Major Tasks, Responsibilities and Key Accountabilities:
Project Management and Execution - oversee people and processes ensuring an effective internal controls over financial reporting for IT. Responsibilities include:
Performing enterprise-wide SOX scoping activities (e.g., IT applications/tools, IT infrastructure and IT general controls)
Updating SOX scoping via linkage to IT applications/systems, infrastructure, and risks and controls
Documenting IT general control domains and associated controls (e.g., walkthroughs, narratives, risk and control matrix)
Partnering with IT teams to continuously assess the design of controls
Collaborating with key IT, business, and audit teams to evaluate technology related risks
Performing monitoring, dashboarding and reporting on the remediation of IT control deficiencies
Assisting IT teams with root cause analysis, remediation action plans, remediation activities, providing training and resources to IT teams to ensure timely remediation
Contribute to controls status updates to leadership
Reporting and Communication - Establish and maintain effective communication, dashboarding, and reporting to stakeholders and Senior Leadership
Oversee the process to analyze and update SOC report evaluations, partnering with the relevant stakeholders to ensure risks are mitigated
Deploy training related to controls, policies, and requirements to evolve capabilities, governance awareness and efficiencies
Enterprise Initiative Support - support IT teams with strategic initiatives; continuously assess internal processes for process improvement opportunities, including technology enablement
Manage the implementation and roll-out of GRC software to support efficient and effective SOX program management and execution
Perform the IT general control deficiency evaluation process
People Management - manage and develop an effective and proficient team
Develop value-adding relationships with process owners and make recommendations for process improvement
Nature and Scope
Typically reports to Senior Manager, Internal Controls
Accountable for direct supervision of the work activities of others. Planning, monitoring and reviewing work of subordinates is required. This may include direct supervision or the coordination of multiple work groups. Makes recommendations concerning selection, termination, performance appraisal and professional development
- Located in a comfortable indoor area. Any unpleasant conditions would be infrequent and not objectionable.
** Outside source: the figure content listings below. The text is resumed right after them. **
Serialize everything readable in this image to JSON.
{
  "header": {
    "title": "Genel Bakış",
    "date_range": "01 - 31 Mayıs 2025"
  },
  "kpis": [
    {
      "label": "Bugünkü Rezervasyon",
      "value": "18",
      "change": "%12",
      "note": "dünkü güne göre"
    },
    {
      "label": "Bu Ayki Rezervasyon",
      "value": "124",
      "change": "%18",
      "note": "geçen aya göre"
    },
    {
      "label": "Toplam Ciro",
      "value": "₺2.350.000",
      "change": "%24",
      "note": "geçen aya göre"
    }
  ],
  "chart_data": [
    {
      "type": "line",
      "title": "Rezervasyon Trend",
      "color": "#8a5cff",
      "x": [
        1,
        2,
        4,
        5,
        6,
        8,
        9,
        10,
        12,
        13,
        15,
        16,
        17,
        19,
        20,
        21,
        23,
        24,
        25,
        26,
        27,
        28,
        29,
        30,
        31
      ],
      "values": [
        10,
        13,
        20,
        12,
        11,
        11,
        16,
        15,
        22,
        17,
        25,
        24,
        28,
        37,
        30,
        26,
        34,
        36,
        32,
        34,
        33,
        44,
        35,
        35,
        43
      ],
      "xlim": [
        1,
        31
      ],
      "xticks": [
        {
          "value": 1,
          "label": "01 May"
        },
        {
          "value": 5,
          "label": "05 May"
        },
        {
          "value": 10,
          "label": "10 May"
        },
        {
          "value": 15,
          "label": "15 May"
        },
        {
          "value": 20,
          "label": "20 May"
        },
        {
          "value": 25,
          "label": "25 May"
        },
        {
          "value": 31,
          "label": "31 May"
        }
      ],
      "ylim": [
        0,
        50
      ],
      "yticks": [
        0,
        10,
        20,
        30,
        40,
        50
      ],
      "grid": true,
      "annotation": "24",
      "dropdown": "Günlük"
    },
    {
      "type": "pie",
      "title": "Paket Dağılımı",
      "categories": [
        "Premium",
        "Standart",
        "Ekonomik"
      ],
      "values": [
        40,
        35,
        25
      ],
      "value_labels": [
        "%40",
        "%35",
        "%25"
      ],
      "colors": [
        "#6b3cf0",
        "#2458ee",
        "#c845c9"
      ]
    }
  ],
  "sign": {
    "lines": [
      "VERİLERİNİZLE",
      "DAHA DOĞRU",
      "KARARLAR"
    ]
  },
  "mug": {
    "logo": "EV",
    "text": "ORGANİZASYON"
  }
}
- Typically requires overnight travel less than 10% of the time.
Must be eighteen years of age or older.
Must be legally permitted to work in the United States.
The knowledge, skills and abilities typically acquired through the completion of a bachelor's degree program or equivalent degree in a field of study related to the job.
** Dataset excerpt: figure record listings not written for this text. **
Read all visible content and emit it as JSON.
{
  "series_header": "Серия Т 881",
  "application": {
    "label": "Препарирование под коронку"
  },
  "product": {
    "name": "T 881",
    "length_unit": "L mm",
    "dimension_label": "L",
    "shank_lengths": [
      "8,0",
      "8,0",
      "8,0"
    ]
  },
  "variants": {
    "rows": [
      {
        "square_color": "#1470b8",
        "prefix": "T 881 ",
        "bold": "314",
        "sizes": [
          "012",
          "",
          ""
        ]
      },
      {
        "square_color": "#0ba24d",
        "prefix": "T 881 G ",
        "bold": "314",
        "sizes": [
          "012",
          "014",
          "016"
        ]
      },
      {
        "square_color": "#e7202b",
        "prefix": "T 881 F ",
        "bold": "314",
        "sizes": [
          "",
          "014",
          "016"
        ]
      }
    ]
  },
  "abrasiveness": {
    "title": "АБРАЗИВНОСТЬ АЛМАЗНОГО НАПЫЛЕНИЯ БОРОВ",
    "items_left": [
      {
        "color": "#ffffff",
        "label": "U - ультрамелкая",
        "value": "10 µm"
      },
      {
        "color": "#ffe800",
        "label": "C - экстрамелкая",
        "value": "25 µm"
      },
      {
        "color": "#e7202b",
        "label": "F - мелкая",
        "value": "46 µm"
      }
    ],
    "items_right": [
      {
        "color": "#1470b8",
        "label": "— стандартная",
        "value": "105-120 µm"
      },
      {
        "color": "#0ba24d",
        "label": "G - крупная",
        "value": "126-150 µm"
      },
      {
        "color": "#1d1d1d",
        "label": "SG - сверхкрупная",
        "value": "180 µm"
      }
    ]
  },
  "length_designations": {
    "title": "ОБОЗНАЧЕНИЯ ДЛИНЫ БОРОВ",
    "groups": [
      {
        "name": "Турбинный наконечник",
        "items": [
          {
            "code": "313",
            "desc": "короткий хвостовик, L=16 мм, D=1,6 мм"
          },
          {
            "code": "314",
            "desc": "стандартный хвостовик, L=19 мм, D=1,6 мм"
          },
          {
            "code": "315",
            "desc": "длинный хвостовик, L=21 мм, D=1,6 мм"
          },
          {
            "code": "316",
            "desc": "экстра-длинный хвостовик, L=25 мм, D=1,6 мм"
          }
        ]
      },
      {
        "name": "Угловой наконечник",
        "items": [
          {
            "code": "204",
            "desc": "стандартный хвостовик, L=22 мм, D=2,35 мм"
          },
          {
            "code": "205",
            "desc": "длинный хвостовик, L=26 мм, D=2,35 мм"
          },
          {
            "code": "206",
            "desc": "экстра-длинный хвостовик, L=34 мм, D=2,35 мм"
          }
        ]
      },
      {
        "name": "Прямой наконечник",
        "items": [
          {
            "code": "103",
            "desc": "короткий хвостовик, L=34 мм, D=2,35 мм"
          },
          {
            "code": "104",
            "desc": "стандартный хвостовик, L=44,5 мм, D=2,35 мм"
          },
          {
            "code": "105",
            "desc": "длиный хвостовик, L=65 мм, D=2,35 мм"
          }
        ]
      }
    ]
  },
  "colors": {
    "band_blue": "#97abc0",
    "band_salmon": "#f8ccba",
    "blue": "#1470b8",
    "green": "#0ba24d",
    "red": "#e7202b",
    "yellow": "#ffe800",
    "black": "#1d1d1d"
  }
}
Years of Relevant Work Experience: 5 years
Physical Job Requirements:
Most of the time is spent sitting in a comfortable position and there is frequent opportunity to move about. On rare occasions there may be a need to move or lift light articles.
Master's degree in Accounting, Information Systems, or related field is preferred
Strong IT, business process, risks, and controls knowledge
CISA, CISSP, CIA, or other related certification preferred
Proven ability to lead and develop high functioning teams
Strong strategic thinking and problem-solving ability
Ability to partner with IT stakeholders across the organization to achieve consensus
Ability to influence at all levels of the organization through strong verbal and written communication skills
Comfort negotiating in competitive or adversarial environments
Knowledge, Skills, Abilities and Competencies
Thorough working knowledge of IT general controls, COBIT, Auditing Standards, and generally accepted accounting practices
Be able to understand, assess and prioritize risks across the components of the IT environment (e.g., application, operating system, and database)
In-depth experience and knowledge of key IT and information security topics such as cyber security, applications, infrastructure, systems implementations, cloud computing, IT general controls, SOC reports, and back-office operations
General knowledge of the technologies used in complex IT environments
Understanding of business processes, internal control risk management, IT controls, and related regulatory and compliance standards
Adept at assessing complex IT and business processes environments to identify potential IT, financial, operational, and compliance risks
Familiarity with risk management methodologies, frameworks and principles
Ability to appropriately articulate requirements to technical and business stakeholders
Experience with GRC Technology
We are an Equal Opportunity Employer and do not discriminate against any employee or applicant for employment because of race, color, sex, age, national origin, religion, sexual orientation, gender identity, status as a veteran, and basis of disability or any other federal, state or local protected class.